Cancer is the leading cause of death worldwide. A lot of people are diagnosed with and die from cancer each year, and many others struggle to combat the disease daily.
Therefore, the entire world eagerly waits for advancements and findings in the area that would help save more lives.
The CRISPR Cas-9 gene-editing system is used to make laser-sharp alterations to DNA. This year, its creators, Jennifer Doudna and Emmanuelle Charpentier, won a Nobel Prize for Chemistry for their amazing discovery.

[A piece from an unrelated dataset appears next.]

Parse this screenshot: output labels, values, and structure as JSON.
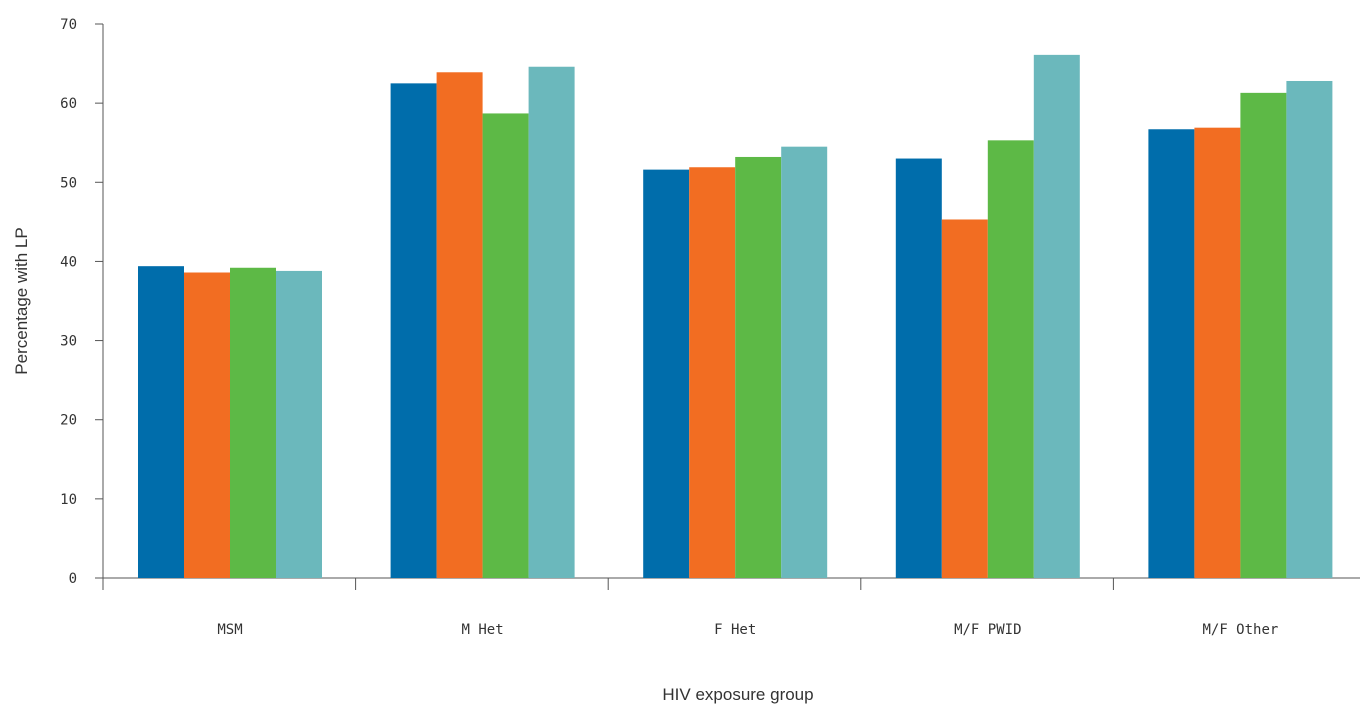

The paper by professor Dan Pee, published in the4 Science Advances journal, revealed that with the help of their system, Tel Aviv University scientists have managed to treat cancer in animals.
According to Peer, who is the head of the Laboratory of Precision NanoMedicine at the university, the process is a “more elegant chemotherapy” and claimed that there are “no side effects”.
“We believe that a cancer cell treated in this way will never become active again. This technology can extend the life expectancy of cancer patients and we hope, one day, cure the disease.”
Peer explained that he hopes that this treatment can soon replace chemotherapy, which is linked to numerous damaging side-effects.
He and his team intend to develop a treatment for all cancer types in humans in the next two years. The trials were conducted on mice who suffered from glioblastoma, brain cancer, and metastatic ovarian cancer.
The treated mice were given a double life expectancy from the rest, with a 30% survival rate. The system is currently only being implemented for rare cell diseases that have already been taken out of patients’ bodies.
To personalize the treatment, the patient needs to undergo a biopsy. Peer added that they would administer a general or direct injection into the tumor. This injection contains messenger RNA that encodes the “tiny scissor function” for snipping the patient’s DNA.
The system identifies cancer cells and a lipid nanoparticle.
“When we first spoke of treatments with messenger RNA twelve years ago, people thought it was science fiction. I believe that in the near future, we will see many personalized treatments based on genetic messengers, for cancer and various genetic diseases.
The technology needs to be further developed, but the main thing is we have shown that this can kill cancer cells.”